Before primary elections became the dominant way to pick a nominee, party leaders were more able to either shut down challengers or smoothly pass the nomination to someone else. Notably, four incumbents who were denied the nomination in the 19th century — John Tyler, Andrew Johnson and Chester A. Arthur — had been Vice Presidents who rose to the Presidency following the deaths of their predecessors, perhaps suggesting they’d never won their parties’ full support in the first place.
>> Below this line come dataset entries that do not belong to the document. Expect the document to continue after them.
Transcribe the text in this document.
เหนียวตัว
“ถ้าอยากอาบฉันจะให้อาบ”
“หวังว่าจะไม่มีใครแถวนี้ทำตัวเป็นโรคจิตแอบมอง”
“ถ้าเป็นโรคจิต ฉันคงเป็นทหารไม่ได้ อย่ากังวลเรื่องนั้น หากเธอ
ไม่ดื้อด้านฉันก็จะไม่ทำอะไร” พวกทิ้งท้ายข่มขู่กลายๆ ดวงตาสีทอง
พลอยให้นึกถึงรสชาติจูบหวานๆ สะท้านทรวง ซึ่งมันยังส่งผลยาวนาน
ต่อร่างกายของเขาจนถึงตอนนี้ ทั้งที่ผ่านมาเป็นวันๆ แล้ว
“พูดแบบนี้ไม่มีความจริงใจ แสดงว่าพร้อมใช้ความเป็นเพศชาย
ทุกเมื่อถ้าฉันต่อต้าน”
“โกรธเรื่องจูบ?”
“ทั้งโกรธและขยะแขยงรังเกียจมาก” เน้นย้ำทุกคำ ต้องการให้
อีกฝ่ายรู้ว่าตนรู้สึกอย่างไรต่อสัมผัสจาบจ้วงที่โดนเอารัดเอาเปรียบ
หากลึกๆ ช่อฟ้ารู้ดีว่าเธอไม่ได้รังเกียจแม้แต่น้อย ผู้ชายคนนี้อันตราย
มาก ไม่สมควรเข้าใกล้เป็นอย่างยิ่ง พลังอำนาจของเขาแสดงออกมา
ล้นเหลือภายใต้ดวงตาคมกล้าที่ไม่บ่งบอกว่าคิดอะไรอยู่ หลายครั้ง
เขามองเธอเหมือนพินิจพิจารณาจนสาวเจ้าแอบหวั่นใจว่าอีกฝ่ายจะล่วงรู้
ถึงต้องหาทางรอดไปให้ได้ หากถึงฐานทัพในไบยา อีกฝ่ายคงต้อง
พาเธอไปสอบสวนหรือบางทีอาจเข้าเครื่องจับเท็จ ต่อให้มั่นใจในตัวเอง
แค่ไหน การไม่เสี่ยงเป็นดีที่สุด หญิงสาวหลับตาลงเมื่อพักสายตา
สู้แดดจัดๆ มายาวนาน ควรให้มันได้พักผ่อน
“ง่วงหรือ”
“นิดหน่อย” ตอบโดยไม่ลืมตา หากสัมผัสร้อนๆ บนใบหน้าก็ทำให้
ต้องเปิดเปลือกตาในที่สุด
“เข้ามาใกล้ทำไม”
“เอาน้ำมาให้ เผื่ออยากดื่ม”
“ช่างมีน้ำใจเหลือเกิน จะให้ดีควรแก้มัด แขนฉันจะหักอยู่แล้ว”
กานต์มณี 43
Both Tyler and Fillmore, who were Whig Party presidents, were denied the nomination because the political battles surrounding slavery: Tyler in 1844, over the annexation of Texas, which he supported but which would upset the balance of free and slave states; Fillmore in 1852 over his support of the Fugitive Slave Act. (Democratic President Franklin Pierce, who ended up winning the 1852 election, also lost his party’s nomination after one term, as many Northern Democrats felt his support for the Kansas-Nebraska Act was too conciliatory to pro-slavery Southerners.) Johnson was the first president to be impeached, in February 1868, so he didn’t get either party’s nomination. And Arthur, who succeeded President James Garfield, was denied the 1884 Republican nomination, though he didn’t actively seek it because he was suffering from kidney disease.